Molti anni fa comprai un libro contenente i testi delle canzoni dei Beatles. Leggendo ieri un articolo pubblicato dal Toronto Star quel libro mi è tornato in mente. O meglio, la storia che stavo leggendo mi ha fatto ricordare i primi versi di una canzone ed il disegno che la rappresentava. “E’ proprio un uomo che non viene da nessun luogo, seduto sulla sua terra inesistente, a far progetti inesistenti che non sono destinati a nessuno…”
“Nowhere man” si intitola la canzone, e quei versi mi appaiono perfetti per descrivere la storia di Anjeal Sarkissian, di suo marito Karabet Aram e dei figli Shant, Agob ed Apel, una famiglia armena che fino a qualche anno fa viveva in Iraq dove i suoi avi si erano stabiliti più di un secolo fa. Armeni quindi, ma iracheni per la legge, per la lingua, per le tradizioni acquisite nel tempo. Armeni che, come molti altri iracheni sono stati costretti a fuggire alle violenze ed alle minacce ed a rifugiarsi in un campo profughi in Giordania con un’unica, lontana, speranza rimasta, dall’altra parte dell’oceano e dei continenti, nel freddo Canada dove vive il fratello di Anjeal, Azad. Un fratello che negli ultimi sei anni ha tentato, con l’aiuto della Chiesa Assira Metodista del Canada, di salvare i suoi parenti e farli arrivare a Toronto, forte della sua cittadinanza canadese acquisita dopo esservi emigrato legalmente nel 1997. Immaginate lo shock, la disillusione, la disperazione quando ad un ennesimo tentativo la risposta del responsabile canadese del rilascio dei visti a Damasco è stata che la famiglia di Anjeal non avrebbe potuto raggiungere il fratello a Toronto ma avrebbe piuttosto potuto andare in Armenia. Andare in Armenia? Certo il legame ancestrale con quel paese esiste ma la vita, il futuro di Anjeal, Karabet e dei loro figli, negato nel paese che li ha visti nascere, non è in una terra dove sarebbero stranieri e soli come a Taipei o l’Ungheria, ma lì dove vivono coloro che vogliono loro bene, che li aspettano, che li aiuterebbero a ricostruire la loro vita andata in pezzi.

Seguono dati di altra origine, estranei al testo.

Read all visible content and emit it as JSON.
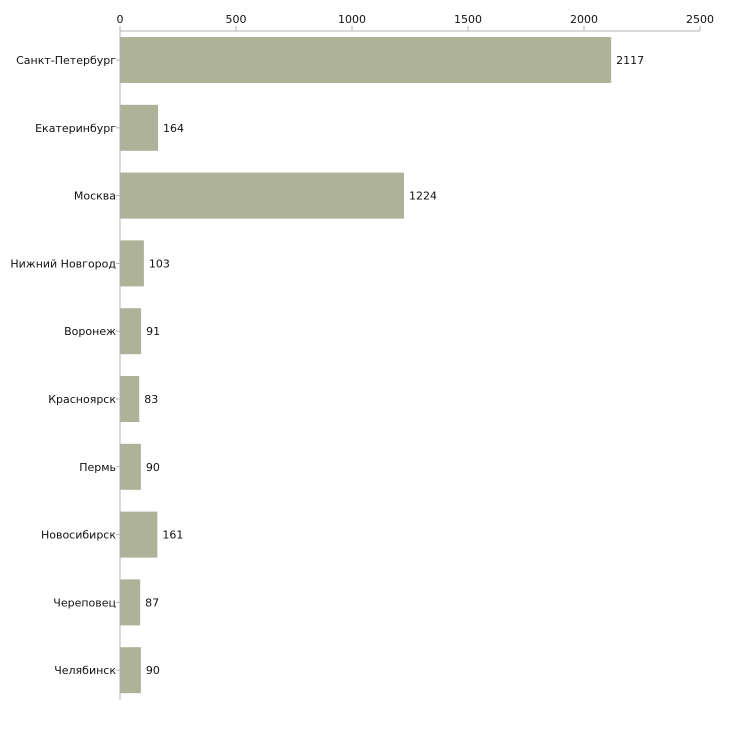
{
  "chart_data": {
    "type": "bar",
    "orientation": "horizontal",
    "title": "",
    "xlabel": "",
    "ylabel": "",
    "xlim": [
      0,
      2500
    ],
    "ticks": [
      0,
      500,
      1000,
      1500,
      2000,
      2500
    ],
    "tick_labels": [
      "0",
      "500",
      "1000",
      "1500",
      "2000",
      "2500"
    ],
    "axis_position": "top",
    "grid": false,
    "categories": [
      "Санкт-Петербург",
      "Екатеринбург",
      "Москва",
      "Нижний Новгород",
      "Воронеж",
      "Красноярск",
      "Пермь",
      "Новосибирск",
      "Череповец",
      "Челябинск"
    ],
    "values": [
      2117,
      164,
      1224,
      103,
      91,
      83,
      90,
      161,
      87,
      90
    ],
    "value_labels": [
      "2117",
      "164",
      "1224",
      "103",
      "91",
      "83",
      "90",
      "161",
      "87",
      "90"
    ],
    "bar_color": "#adb299",
    "axis_color": "#b3b3b3",
    "text_color": "#111111"
  }
}
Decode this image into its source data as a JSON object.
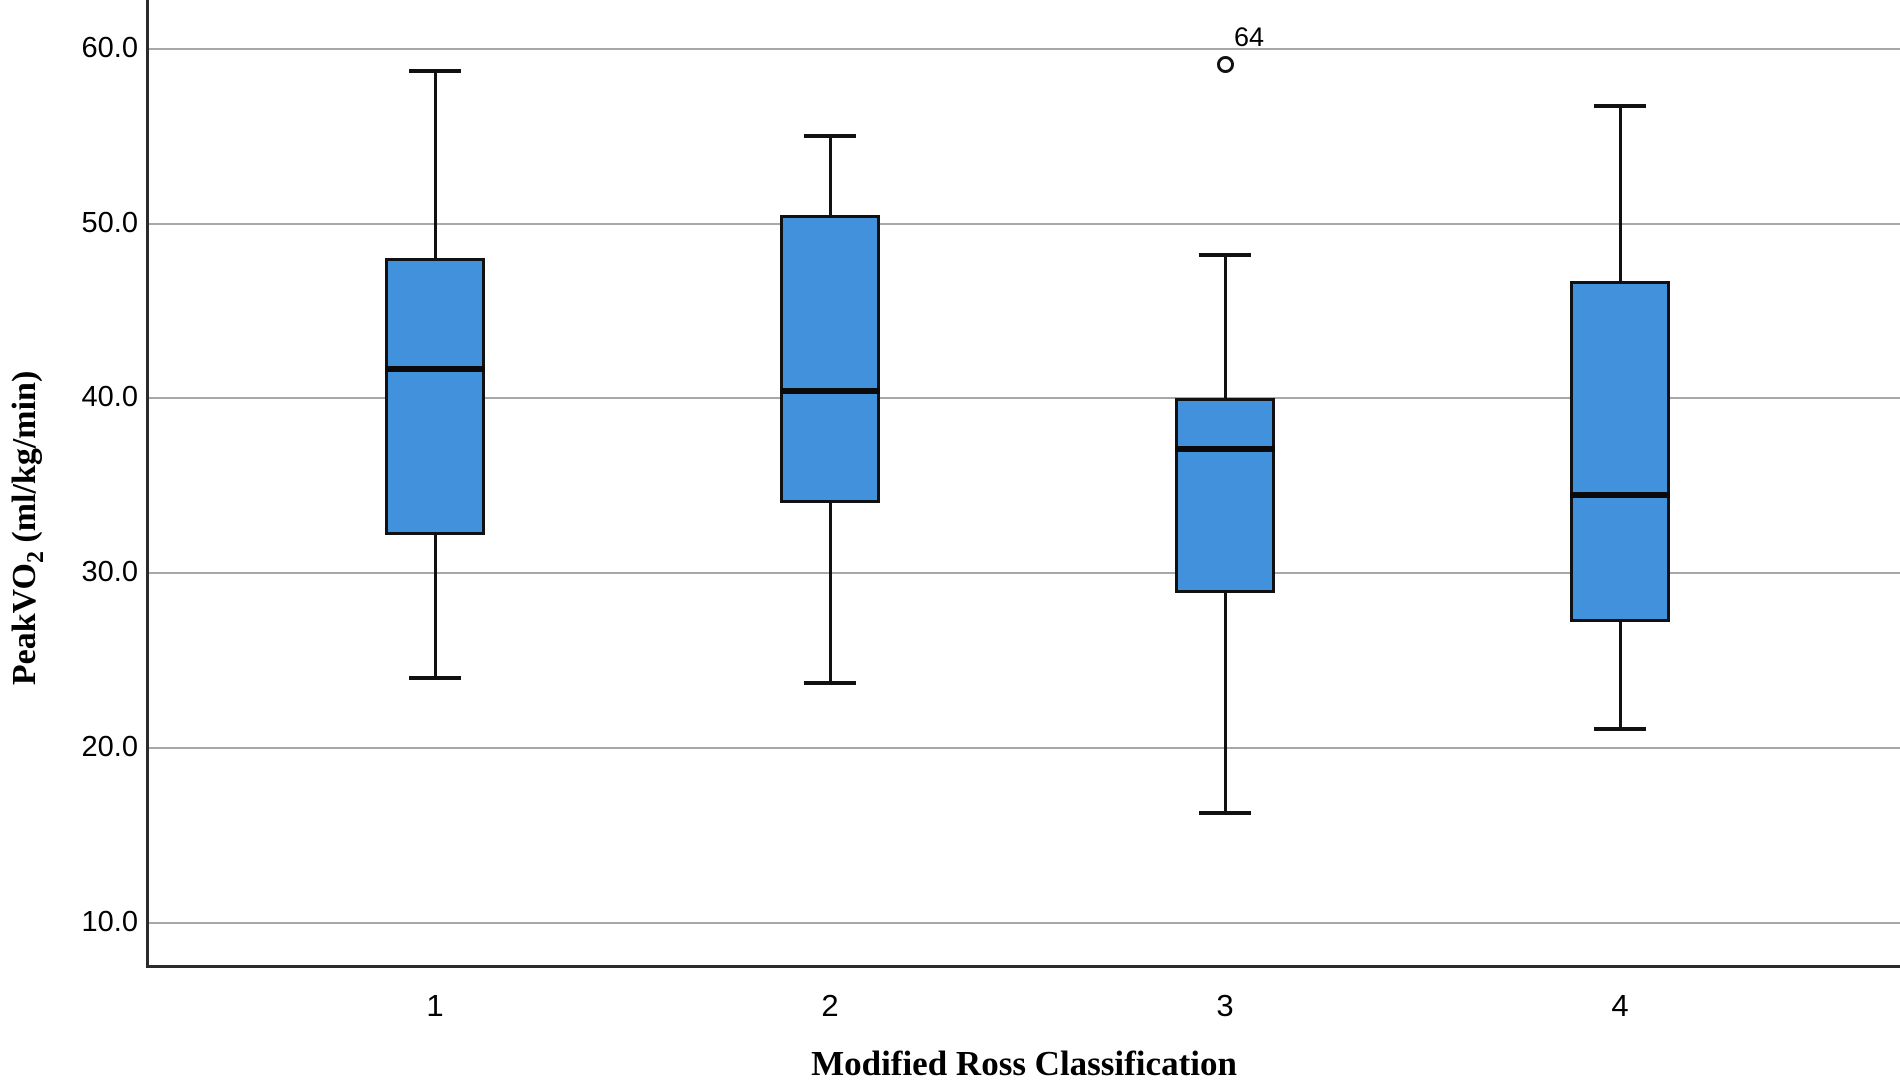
{
  "figure": {
    "y_axis_title_base": "PeakVO",
    "y_axis_title_sub": "2",
    "y_axis_title_unit": " (ml/kg/min)",
    "x_axis_title": "Modified Ross Classification"
  },
  "chart_data": {
    "type": "boxplot",
    "title": "",
    "xlabel": "Modified Ross Classification",
    "ylabel": "PeakVO2 (ml/kg/min)",
    "ylim": [
      7.4,
      62.8
    ],
    "y_ticks": [
      60.0,
      50.0,
      40.0,
      30.0,
      20.0,
      10.0
    ],
    "grid": true,
    "categories": [
      "1",
      "2",
      "3",
      "4"
    ],
    "series": [
      {
        "category": "1",
        "whisker_low": 24.0,
        "q1": 32.2,
        "median": 41.7,
        "q3": 48.0,
        "whisker_high": 58.7,
        "outliers": []
      },
      {
        "category": "2",
        "whisker_low": 23.7,
        "q1": 34.0,
        "median": 40.4,
        "q3": 50.5,
        "whisker_high": 55.0,
        "outliers": []
      },
      {
        "category": "3",
        "whisker_low": 16.3,
        "q1": 28.9,
        "median": 37.1,
        "q3": 40.0,
        "whisker_high": 48.2,
        "outliers": [
          {
            "value": 59.1,
            "label": "64"
          }
        ]
      },
      {
        "category": "4",
        "whisker_low": 21.1,
        "q1": 27.2,
        "median": 34.5,
        "q3": 46.7,
        "whisker_high": 56.7,
        "outliers": []
      }
    ],
    "colors": {
      "box_fill": "#4191dd",
      "box_border": "#111111",
      "median": "#0a0a0a",
      "gridline": "#a8a8a8",
      "axis": "#2b2b2b"
    }
  }
}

E poi, pur volendo neanche potrebbero andarci in Armenia. Chi, come un cliente dell’avvocato specializzato in problematiche dell’immigrazione Chantal Desloges, ha provato a farlo dopo l’ennesimo rifiuto del Canada, non solo si è visto negare il visto dall’ambasciata armena, quanto anche un documento che attestasse la sua richiesta, ed il relativo rifiuto, e che potesse servire per ripresentare la domanda al Canada.
Secondo la legge per i rifugiati il Canada, infatti, può reindirizzare una richiesta di rifugio ad uno stato terzo solo dietro garanzia che essa verrà accettata ma l’Armenia, secondo le parole di Arman Akopian, incaricato d’affari della Repubblica Armena in Canada, accetta come richiedenti solo armeni ben integrati nella diaspora facendo notare come, in considerazione del periodo di transizione economica che il paese asiatico vive, esso non è in grado di assorbire un afflusso di rifugiati e perciò tale pratica “non è incoraggiata”.
E’ contro queste leggi che Azad Sarkissian, l’armeno-canadese, dovrà lottare per liberare Anjeal, Karabet ed i loro figli e togliere loro la patente di “nowhere family”.